Em 2020, mais de 136 mil trabalhadores com vínculos precários perderam o emprego, 67 mil dos quais mulheres, a maioria das quais sem ter acesso a subsídio de desemprego, refere um estudo da CGTP-IN.

CréditosJosé Coelho / Lusa

De acordo com um estudo elaborado pelo Gabinete de Estudos Sociais da CGTP-IN, com base em dados do INE, no ano passado foram destruídos cerca de 100 mil postos de trabalho, em termos líquidos, o que corresponde a um recuo anual de 2%, interrompendo o crescimento que se verificava há seis anos.

Para a central sindical esta é a prova de que «as medidas que o Governo implementou como resposta à Covid-19 não foram suficientes nem adequadas para evitar a destruição do emprego e o aumento do desemprego».

«Não só não proibiram os despedimentos, como reduziram os salários e rendimentos a mais de um milhão e quatrocentos mil trabalhadores em todo o País (...), com repercussões na economia e na sociedade, somando crise à crise», lê-se no documento.

Segundo a análise, os trabalhadores com vínculos precários foram os primeiros a ser despedidos. No entanto, o trabalho precário voltou a aumentar no segundo semestre do ano passado, embora não retomando o nível anterior à pandemia, «devido ao crescimento do falso trabalho independente e de outras formas ainda mais precárias que o contrato a termo».

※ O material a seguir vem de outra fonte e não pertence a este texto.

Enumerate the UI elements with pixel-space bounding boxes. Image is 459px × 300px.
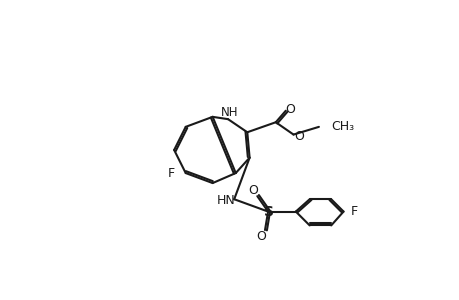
- Text: F: F: [350, 205, 357, 218]
- Text: CH₃: CH₃: [330, 120, 353, 134]
- Text: O: O: [293, 130, 303, 142]
- Text: O: O: [256, 230, 265, 243]
- Text: O: O: [248, 184, 258, 196]
- Text: HN: HN: [217, 194, 235, 207]
- Text: S: S: [263, 205, 273, 219]
- Text: O: O: [285, 103, 295, 116]
- Text: F: F: [167, 167, 174, 180]
- Text: NH: NH: [220, 106, 238, 119]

«No 4.º trimestre de 2020 a precariedade medida através dos dados do INE (que subavaliam o seu número real) atingia 710,4 mil trabalhadores, sendo mais de metade mulheres (384 mil)», salientou o estudo.

Entre as jovens dos 15 aos 34 anos os vínculos não permanentes ultrapassam os 36%, sendo de 65% entre as menores de 25 anos e perto de 30% no grupo dos 25 aos 34 anos.

Segundo o estudo, além da instabilidade laboral, com repercussões também na vida pessoal e familiar, os vínculos precários têm como consequência salários 20% a 30% mais baixos que os dos trabalhadores com vínculos permanentes.

De acordo com a CGTP-IN, em 2020 o desemprego real atingiu quase 600 mil trabalhadores, tendo aumentado em mais de 68 mil face a 2019.

A Intersindical salientou ainda que «a maioria das mulheres desempregadas não tem acesso a prestações de desemprego», dado que pouco mais de um terço o consegue. Além disso «os valores auferidos são, em média, muito baixos», sendo de 503 euros em 2020, ou seja, abaixo do limiar da pobreza, que era de 540 euros em 2019.